In opting for the higher standard, the Fifth District relied on Department of Banking & Finance v. Osborne Stern, a 1996 state Supreme Court decision that imposed the clear and convincing standard.

The water district, attorney general’s office and state Department of Environmental Protection argued the Fifth District overextended Osborne.

Justice Jorge Labarga, author of the opinion, agreed. He noted a preponderance of the evidence standard—defined as the greater weight of the evidence—is the applicable burden of proof in civil cases.

The same standard is used in cases of fraud and other quasi-criminal wrongdoing, he said.

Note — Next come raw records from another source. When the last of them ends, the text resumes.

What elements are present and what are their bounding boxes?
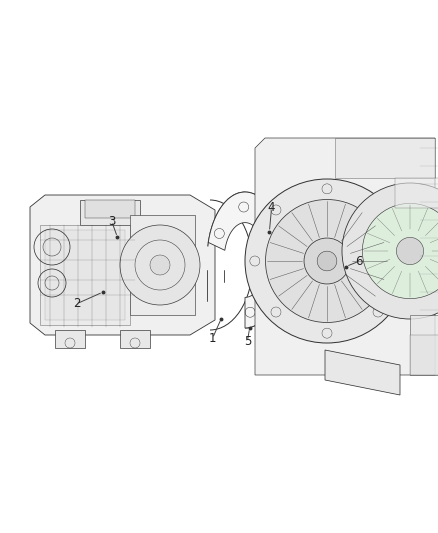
Circle shape — [304, 238, 350, 284]
Circle shape — [150, 255, 170, 275]
Text: 1: 1 — [208, 332, 216, 345]
Bar — [395, 178, 438, 208]
Polygon shape — [208, 192, 283, 328]
Bar — [130, 215, 195, 315]
Circle shape — [120, 225, 200, 305]
Bar — [80, 200, 140, 225]
Bar — [55, 330, 85, 348]
Circle shape — [396, 237, 424, 264]
Bar — [85, 200, 135, 218]
Bar — [120, 330, 150, 348]
Bar — [40, 225, 130, 325]
Circle shape — [317, 251, 337, 271]
Bar — [45, 230, 125, 320]
Text: 4: 4 — [268, 201, 276, 214]
Text: 6: 6 — [355, 255, 363, 268]
Polygon shape — [30, 195, 215, 335]
Circle shape — [342, 183, 438, 319]
Circle shape — [265, 199, 389, 322]
Text: 2: 2 — [73, 297, 81, 310]
Text: 5: 5 — [244, 335, 251, 348]
Text: 3: 3 — [108, 215, 115, 228]
Circle shape — [362, 204, 438, 298]
Circle shape — [245, 179, 409, 343]
Bar — [410, 335, 438, 375]
Bar — [335, 138, 435, 178]
Polygon shape — [325, 350, 400, 395]
Polygon shape — [255, 138, 435, 375]
Bar — [410, 315, 438, 375]
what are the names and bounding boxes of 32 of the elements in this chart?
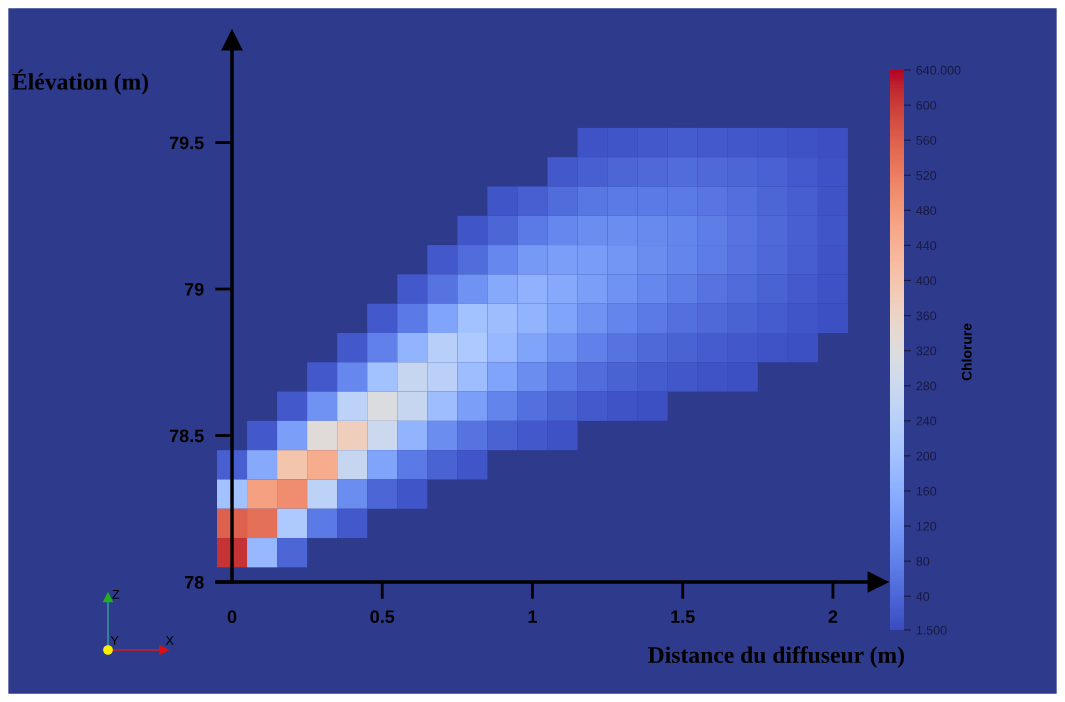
- color-bar-label: 640.000: [916, 65, 961, 75]
- x-axis-title: Distance du diffuseur (m): [648, 646, 904, 668]
- x-tick-label: 1.5: [671, 610, 695, 624]
- y-tick-label: 79: [184, 282, 204, 296]
- color-bar-label: 440: [916, 241, 937, 251]
- y-tick-label: 78.5: [169, 429, 204, 443]
- x-tick-label: 0: [227, 610, 237, 624]
- color-bar-label: 80: [916, 556, 930, 566]
- color-bar-label: 200: [916, 451, 937, 461]
- color-bar-label: 600: [916, 100, 937, 110]
- color-bar-label: 240: [916, 416, 937, 426]
- x-tick-label: 2: [828, 610, 838, 623]
- text: X: [165, 636, 174, 645]
- color-bar-label: 160: [916, 486, 937, 496]
- x-tick-label: 0.5: [370, 610, 395, 624]
- color-bar-title: Chlorure: [961, 323, 972, 381]
- color-bar-label: 560: [916, 135, 937, 145]
- color-bar-label: 120: [916, 521, 937, 531]
- y-tick-label: 79.5: [169, 136, 204, 150]
- x-tick-label: 1: [528, 610, 537, 623]
- color-bar-label: 320: [916, 346, 937, 356]
- color-bar-label: 520: [916, 171, 937, 180]
- color-bar-label: 280: [916, 381, 937, 391]
- y-axis-title: Élévation (m): [12, 69, 149, 95]
- color-bar-label: 1.500: [916, 625, 947, 635]
- color-bar-label: 400: [916, 276, 937, 286]
- color-bar-label: 360: [916, 311, 937, 321]
- color-bar-label: 40: [916, 592, 930, 601]
- color-bar-label: 480: [916, 206, 937, 215]
- text: Y: [110, 636, 119, 645]
- y-tick-label: 78: [184, 575, 204, 589]
- text: Z: [112, 590, 120, 599]
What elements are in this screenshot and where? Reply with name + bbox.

Labarga saw Osborne as a unique situation. When the Supreme Court considered Osborne, it rephrased the term “civil fines” as “administrative fines.”

“Consistent with the applicable statute, Osborne repeatedly refers to administrative fines,” Labarga wrote. “Osborne also states that ‘the existence of evidence in the record supporting the hearing officer’s findings is irrelevant to whether the fact finder held the department to the correct standard of proof at the administrative proceeding.’ ”

He concluded that where the Legislature authorizes state agencies by statute to recover a “civil penalty” but does not specify the agency’s burden of proof, the standard should be preponderance of the evidence.

The court was unanimous.

RLI Oak attorney Chris Bryant of Oertel, Fernandez, Bryant & Atkinson in Tallahassee said his firm would review the decision with the client.

“We will evaluate whether a motion for rehearing is warranted,” Bryant said.

Carolyn Stroud Ansay, in-house attorney for the water management district in West Palm Beach, had no comment by deadline.